Christian Heroism
Proverbs 16:32
He that is slow to anger is better than the mighty; and he that rules his spirit than he that takes a city.

I. WHAT IS IT TO RULE THE SPIRIT? Spirit is used sometimes for the thoughts of the mind, the passions of the heart, the emotions of sense, phantoms of imagination, and illusions of concupiscence. To rule the spirit is never to suffer one's self to be prejudiced by false ideas, always to see things in their true point of view, to regulate our hatred and our love, our desires and our inactivity, exactly according to the knowledge we have obtained after mature deliberation that objects are worthy of our esteem or deserve our aversion that they are worth obtaining or proper to be neglected. Consider man —

1. In regard to his natural dispositions. Man finds himself the slave of his heart, instead of being the master of it. He finds himself indisposed to truth and virtue, and conciliatory to vice and falsehood. Who does not feel in himself and observe in others a resistance to the practice of virtue? By virtue understand an universal disposition of an intelligent soul to devote itself to order, and to regulate its conduct as order requires. To avoid vice is to desist from everything contrary to order, from slander and anger, from indolence and voluptuousness, and so on. We bring into the world propensities hostile and fatal to such obligations. Some of these are in the body, and some are in the mind. As we feel in our constitution obstacles to virtue and propensities to vice, so we perceive also inclinations to error and obstacles to truth. Every vice, every irregular passion, includes this error, that a man who gratifies his passion is happier than he who restrains and moderates it. The disposition of mind indicated by the term "ruling the spirit" supposes labour, constraint, and exercise. A man who would rule his spirit must recreate himself.

2. In regard to surrounding objects. Society is composed of many enemies, who seem to be taking pains to increase those difficulties which our natural dispositions oppose against truth and virtue. Everywhere around us are false judgments, errors, mistakes, and preju-dices — prejudices of birth, education, country, religion, friendship, trade or profession, and of fortune. What efforts must a man make to hold his soul in perpetual equilibrium, to maintain himself against so many prejudices! As the men around us fascinate us by their errors, so they decoy us into vice by their example. To resist example we must incessantly oppose those natural inclinations which urge us to imitation. To resist example we must love virtue for virtue's sake.

3. In regard to the habits which man has contracted. Most men have done more acts of vice than of virtue; consequently we contribute by our way of living to join to the depravity of nature that which comes from exercise and habit. What a task, when we endeavour to prevent the return of ideas which for many years our minds have revolved!
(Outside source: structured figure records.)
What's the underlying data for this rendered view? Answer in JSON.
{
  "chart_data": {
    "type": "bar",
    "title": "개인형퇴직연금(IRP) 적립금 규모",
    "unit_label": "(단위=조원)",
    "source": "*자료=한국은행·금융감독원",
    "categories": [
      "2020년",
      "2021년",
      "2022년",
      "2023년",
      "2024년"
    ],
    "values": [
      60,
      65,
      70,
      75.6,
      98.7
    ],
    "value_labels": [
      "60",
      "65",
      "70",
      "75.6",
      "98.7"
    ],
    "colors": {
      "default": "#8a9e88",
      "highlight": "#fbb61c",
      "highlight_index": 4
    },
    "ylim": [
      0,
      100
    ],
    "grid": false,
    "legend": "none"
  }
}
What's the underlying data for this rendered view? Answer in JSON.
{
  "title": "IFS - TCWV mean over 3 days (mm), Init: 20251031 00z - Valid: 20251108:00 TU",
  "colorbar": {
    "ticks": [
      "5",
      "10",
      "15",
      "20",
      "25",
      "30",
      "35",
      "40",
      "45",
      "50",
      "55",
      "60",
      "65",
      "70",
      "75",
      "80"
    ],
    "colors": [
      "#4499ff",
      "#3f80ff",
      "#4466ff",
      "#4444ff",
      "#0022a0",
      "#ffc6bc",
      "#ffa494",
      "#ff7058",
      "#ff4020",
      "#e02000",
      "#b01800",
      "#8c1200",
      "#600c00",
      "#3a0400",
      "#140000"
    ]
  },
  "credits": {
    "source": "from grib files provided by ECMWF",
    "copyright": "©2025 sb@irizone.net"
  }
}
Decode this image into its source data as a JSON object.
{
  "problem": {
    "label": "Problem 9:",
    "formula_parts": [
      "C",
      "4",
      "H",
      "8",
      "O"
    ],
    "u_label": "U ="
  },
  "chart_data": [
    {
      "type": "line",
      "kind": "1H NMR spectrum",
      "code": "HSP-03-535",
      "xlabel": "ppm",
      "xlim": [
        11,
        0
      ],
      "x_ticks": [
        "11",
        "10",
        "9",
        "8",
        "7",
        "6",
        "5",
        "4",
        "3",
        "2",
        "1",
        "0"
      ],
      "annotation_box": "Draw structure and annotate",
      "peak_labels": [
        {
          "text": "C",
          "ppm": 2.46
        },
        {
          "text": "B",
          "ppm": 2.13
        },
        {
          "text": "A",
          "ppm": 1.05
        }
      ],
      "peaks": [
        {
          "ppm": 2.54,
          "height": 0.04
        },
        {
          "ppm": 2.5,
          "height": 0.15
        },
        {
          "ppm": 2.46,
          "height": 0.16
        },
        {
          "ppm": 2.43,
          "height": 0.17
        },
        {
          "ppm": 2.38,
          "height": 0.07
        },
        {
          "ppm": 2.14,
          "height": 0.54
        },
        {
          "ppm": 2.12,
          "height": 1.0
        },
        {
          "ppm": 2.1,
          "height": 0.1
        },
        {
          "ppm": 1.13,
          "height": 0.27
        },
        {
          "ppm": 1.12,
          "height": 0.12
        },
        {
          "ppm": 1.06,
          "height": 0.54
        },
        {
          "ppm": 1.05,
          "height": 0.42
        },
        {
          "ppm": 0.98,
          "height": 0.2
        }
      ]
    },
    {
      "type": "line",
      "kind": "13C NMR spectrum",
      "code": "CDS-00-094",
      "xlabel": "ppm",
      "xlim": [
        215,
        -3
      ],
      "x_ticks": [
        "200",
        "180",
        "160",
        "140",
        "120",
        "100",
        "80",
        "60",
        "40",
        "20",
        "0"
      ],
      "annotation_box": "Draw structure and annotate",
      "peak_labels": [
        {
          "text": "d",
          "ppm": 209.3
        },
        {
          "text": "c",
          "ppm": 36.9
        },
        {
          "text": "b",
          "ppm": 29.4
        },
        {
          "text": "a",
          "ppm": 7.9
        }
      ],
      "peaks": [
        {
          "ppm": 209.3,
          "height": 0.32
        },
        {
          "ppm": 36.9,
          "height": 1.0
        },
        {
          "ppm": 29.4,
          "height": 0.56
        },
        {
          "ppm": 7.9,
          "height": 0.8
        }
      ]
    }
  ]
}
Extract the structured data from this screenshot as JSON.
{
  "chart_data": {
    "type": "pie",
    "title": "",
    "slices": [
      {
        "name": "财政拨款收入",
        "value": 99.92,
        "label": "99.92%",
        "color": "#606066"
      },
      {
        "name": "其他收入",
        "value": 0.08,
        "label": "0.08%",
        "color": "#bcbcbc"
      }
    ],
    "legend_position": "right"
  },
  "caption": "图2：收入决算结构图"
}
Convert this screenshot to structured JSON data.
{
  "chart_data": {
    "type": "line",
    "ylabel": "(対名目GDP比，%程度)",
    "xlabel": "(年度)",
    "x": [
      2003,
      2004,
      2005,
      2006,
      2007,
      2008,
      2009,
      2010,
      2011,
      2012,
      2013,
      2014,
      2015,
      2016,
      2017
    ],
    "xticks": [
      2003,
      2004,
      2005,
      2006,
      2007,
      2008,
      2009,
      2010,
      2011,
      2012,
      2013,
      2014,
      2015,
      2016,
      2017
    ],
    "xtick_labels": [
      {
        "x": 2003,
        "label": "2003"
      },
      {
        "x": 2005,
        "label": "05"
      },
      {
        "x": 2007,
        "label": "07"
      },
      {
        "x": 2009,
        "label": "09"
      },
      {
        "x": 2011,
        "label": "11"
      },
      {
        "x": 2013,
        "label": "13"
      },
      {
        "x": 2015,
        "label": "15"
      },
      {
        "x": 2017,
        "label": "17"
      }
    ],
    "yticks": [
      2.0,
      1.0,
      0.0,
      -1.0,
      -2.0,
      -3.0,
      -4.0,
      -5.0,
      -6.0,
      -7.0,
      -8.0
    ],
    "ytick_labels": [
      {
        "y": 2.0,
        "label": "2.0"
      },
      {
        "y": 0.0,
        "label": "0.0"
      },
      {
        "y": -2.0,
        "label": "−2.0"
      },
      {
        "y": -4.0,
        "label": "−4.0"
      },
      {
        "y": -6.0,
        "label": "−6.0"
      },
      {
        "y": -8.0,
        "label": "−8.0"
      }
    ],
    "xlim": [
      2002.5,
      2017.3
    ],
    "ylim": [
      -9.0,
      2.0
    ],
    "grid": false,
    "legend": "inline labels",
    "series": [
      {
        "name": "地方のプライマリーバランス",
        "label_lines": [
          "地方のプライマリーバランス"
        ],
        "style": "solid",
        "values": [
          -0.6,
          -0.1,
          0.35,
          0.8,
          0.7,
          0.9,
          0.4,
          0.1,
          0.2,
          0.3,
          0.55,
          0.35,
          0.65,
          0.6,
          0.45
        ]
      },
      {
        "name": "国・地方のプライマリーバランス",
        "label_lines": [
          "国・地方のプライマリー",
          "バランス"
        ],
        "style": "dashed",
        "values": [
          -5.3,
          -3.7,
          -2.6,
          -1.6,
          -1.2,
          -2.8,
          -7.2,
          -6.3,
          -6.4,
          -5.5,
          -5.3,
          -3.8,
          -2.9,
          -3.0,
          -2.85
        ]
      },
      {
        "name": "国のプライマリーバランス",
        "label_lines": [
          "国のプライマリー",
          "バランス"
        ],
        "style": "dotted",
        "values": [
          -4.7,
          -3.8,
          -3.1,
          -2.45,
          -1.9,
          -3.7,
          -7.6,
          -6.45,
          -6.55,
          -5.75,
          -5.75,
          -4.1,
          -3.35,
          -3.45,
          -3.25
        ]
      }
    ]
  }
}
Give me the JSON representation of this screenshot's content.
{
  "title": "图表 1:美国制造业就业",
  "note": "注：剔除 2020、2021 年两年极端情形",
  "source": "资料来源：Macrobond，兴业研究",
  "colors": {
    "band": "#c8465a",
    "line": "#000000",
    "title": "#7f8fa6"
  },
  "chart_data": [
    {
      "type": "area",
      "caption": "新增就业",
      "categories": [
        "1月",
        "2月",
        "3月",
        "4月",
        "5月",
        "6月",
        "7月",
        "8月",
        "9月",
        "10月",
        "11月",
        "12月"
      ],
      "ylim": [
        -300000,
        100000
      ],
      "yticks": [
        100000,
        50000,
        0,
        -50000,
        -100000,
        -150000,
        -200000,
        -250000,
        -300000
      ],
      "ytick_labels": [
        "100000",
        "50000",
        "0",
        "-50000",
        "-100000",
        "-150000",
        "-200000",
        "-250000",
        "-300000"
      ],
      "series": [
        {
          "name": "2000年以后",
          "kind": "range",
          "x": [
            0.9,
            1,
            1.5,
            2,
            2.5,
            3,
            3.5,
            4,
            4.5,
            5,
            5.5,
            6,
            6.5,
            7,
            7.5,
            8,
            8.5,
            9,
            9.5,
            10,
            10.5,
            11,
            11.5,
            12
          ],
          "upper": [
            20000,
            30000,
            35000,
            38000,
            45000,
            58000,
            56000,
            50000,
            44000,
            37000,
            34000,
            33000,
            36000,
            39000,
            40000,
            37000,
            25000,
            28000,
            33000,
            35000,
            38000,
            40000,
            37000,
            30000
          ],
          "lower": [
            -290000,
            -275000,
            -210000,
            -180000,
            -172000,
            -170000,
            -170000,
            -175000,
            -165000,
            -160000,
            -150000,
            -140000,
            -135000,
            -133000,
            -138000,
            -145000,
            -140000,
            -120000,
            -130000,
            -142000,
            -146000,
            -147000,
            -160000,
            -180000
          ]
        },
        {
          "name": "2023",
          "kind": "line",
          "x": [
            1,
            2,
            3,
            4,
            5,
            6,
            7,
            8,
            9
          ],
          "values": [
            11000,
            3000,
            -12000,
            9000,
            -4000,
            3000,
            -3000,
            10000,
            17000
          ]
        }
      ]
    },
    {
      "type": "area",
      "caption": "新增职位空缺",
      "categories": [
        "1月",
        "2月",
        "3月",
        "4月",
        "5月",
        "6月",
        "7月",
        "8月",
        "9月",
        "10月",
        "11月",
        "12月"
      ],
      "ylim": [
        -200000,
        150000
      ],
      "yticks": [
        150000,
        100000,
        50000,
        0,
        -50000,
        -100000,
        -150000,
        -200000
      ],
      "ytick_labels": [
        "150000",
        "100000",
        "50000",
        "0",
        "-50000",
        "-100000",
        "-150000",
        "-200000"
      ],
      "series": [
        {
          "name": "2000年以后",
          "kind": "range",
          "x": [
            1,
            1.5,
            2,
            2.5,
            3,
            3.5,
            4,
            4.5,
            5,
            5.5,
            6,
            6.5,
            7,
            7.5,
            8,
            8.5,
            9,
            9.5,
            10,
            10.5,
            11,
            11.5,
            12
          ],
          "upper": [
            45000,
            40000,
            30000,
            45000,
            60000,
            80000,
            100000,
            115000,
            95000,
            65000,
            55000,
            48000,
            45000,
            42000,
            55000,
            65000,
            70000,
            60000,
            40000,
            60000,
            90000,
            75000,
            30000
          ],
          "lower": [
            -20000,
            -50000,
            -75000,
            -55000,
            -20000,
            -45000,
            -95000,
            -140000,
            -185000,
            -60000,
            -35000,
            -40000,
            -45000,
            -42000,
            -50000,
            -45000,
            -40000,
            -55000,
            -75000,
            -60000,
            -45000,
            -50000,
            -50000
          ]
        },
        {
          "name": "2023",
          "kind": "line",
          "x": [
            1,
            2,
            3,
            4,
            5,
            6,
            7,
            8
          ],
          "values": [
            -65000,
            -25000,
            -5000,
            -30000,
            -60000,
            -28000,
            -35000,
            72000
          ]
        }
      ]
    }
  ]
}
II. PROVE THE TRUTH OF THE STATEMENT OF THE TEXT. By one who takes a city Solomon means a man who lives upon victories and conquests — a hero in the world's sense. He that ruleth his spirit discovers more fortitude, more magnanimity, and more courage. Compare the worldly with the Christian hero in four particulars.

1. The motives which animate them.

2. The exploits they perform.

3. The enemies they attack.

4. The rewards they obtain.The enemy whom the Christian combats is his own heart; for he is required to turn his arms against himself. He must actually deny himself. Let us religiously abide by our principle. The duty of an intelligent soul is to adhere to truth, and to practise virtue. We are born with a disinclination to both. Let us not be dismayed with the greatness of the task of ruling our spirit. "Greater is He that is in us, than he that is in the world." Grace comes to the aid of nature. Prayer gains strength by exercise. The passions, after having been tyrants, become slaves in their turn. The danger and pain of battle vanish when the eyes get sight of conquest. How inconceivably beautiful is victory then!

(J. Saurin.)

Parallel Verses
KJV: He that is slow to anger is better than the mighty; and he that ruleth his spirit than he that taketh a city.

WEB: One who is slow to anger is better than the mighty; one who rules his spirit, than he who takes a city.